五藤 博義(ごとう ひろよし)氏のコラム

筆者プロフィール

五藤 博義(ごとう ひろよし)氏の写真

五藤 博義氏

東京大学教育学部卒。ベネッセコーポレーションで、教材やデジタルコンテンツの研究開発に携わった後、独立。認知症予防や発達障害児の認知機能の改善について医師や教師等と一緒に研究を行っています。ソーシャルカンファレンス大賞(2011)を受賞。Twitter @gotoledex

第1回:「認知症になりにくい」高齢者になる(2012年12月12日)

認知症である高齢者の数が300万人を突破したというニュースが流れました。

2012年8月、厚生労働省からの発表です。
これまでは2020年に289万人、2025年に323万人という推計値が広く知られていましたが、なんとそれよりも10年前倒しでの300万人到達です。2025年には470万人になると推計されています。

2012年発表 
http://sankei.jp.msn.com/life/news/120824/bdy12082411280001-n1.htm

2006年推計 
http://www.mhlw.go.jp/shingi/2006/09/dl/s0927-8e.pdf

※2002年の実績値を元にした推計

実績値で見てみると、2002年の149万人が10年間で2倍に増えています。
母数となる高齢者の数が急に増えるわけはありませんから、ここ10年の生活が「認知症になりやすくなっていた」と考えることができるのかもしれません。

認知症は病気ではありません。

「記憶障害に加えて、注意や遂行機能(計画力)などのそれ以外の認知機能のいずれかが低下し、社会生活や職業生活に支障が出た状態」を言います。

紅葉と空

脳血管性など他の認知症との複合を含めると7割以上といわれるアルツハイマー型認知症は、脳の中にある種のたんぱく質(βアミロイド)が蓄積することが原因と考えられています。

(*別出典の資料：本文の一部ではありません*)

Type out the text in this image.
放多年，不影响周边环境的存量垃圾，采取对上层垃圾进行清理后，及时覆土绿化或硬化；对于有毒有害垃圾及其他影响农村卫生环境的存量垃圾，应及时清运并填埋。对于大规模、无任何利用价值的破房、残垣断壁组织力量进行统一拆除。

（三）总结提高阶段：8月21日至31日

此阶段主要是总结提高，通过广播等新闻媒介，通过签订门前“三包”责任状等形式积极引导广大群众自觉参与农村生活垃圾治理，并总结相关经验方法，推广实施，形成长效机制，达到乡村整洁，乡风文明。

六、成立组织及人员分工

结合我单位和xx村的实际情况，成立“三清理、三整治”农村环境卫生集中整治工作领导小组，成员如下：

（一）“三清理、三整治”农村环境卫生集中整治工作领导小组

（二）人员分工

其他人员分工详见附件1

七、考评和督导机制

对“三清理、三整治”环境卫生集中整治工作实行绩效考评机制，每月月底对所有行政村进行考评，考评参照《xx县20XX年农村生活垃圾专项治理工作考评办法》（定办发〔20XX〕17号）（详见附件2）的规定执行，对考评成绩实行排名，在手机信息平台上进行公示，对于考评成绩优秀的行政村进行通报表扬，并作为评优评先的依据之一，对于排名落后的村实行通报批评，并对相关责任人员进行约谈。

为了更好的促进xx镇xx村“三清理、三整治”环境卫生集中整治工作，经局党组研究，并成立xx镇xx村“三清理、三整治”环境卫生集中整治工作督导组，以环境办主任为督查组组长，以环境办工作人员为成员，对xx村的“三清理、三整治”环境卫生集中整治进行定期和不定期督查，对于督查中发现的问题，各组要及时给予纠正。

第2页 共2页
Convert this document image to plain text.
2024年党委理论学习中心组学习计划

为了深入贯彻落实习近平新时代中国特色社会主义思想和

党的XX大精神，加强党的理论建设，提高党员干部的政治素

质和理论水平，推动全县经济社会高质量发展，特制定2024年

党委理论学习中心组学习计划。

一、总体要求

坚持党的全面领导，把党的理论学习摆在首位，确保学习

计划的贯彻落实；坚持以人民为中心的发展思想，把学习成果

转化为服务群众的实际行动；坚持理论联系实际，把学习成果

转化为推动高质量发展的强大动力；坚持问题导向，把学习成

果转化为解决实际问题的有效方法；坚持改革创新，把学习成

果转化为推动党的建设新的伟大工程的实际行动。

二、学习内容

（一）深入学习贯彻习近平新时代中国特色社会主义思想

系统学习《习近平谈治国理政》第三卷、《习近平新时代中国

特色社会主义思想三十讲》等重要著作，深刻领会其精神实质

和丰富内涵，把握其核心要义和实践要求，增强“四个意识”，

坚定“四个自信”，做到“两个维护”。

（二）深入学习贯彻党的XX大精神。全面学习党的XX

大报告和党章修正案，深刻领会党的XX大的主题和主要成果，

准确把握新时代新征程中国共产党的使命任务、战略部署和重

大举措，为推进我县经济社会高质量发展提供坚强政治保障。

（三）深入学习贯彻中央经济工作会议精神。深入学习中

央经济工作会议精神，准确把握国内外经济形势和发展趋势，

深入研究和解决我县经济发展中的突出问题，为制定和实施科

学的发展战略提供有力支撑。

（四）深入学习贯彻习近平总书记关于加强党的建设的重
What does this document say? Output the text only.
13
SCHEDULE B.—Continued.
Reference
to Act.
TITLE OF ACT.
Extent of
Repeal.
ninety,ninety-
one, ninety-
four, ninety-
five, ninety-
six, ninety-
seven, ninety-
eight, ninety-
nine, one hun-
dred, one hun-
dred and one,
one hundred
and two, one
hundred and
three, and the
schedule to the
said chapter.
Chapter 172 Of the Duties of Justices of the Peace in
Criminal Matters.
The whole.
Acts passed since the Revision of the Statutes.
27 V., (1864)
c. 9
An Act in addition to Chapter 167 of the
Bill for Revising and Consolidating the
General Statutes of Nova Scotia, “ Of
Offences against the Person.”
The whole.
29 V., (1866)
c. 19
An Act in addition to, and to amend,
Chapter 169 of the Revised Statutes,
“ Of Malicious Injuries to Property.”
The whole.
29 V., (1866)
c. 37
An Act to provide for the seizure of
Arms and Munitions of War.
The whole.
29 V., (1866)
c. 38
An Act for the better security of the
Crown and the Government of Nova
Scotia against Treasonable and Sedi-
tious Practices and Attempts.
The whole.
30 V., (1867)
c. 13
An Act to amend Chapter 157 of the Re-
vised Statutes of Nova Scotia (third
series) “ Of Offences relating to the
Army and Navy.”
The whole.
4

また、このたんぱく質はすべての人の脳の中に発生するということも分かっています。

その意味ではすべての高齢者が認知症になっているはずなのですが、100歳を超える日野原重明氏の例を出すまでもなく、「認知症にならない(なっていない)人」がたくさんいることも事実です。

では、どんな生活をすれば認知症にならない(なりにくい)のでしょうか?
このコラムでいろいろな角度から探っていきたいと思います。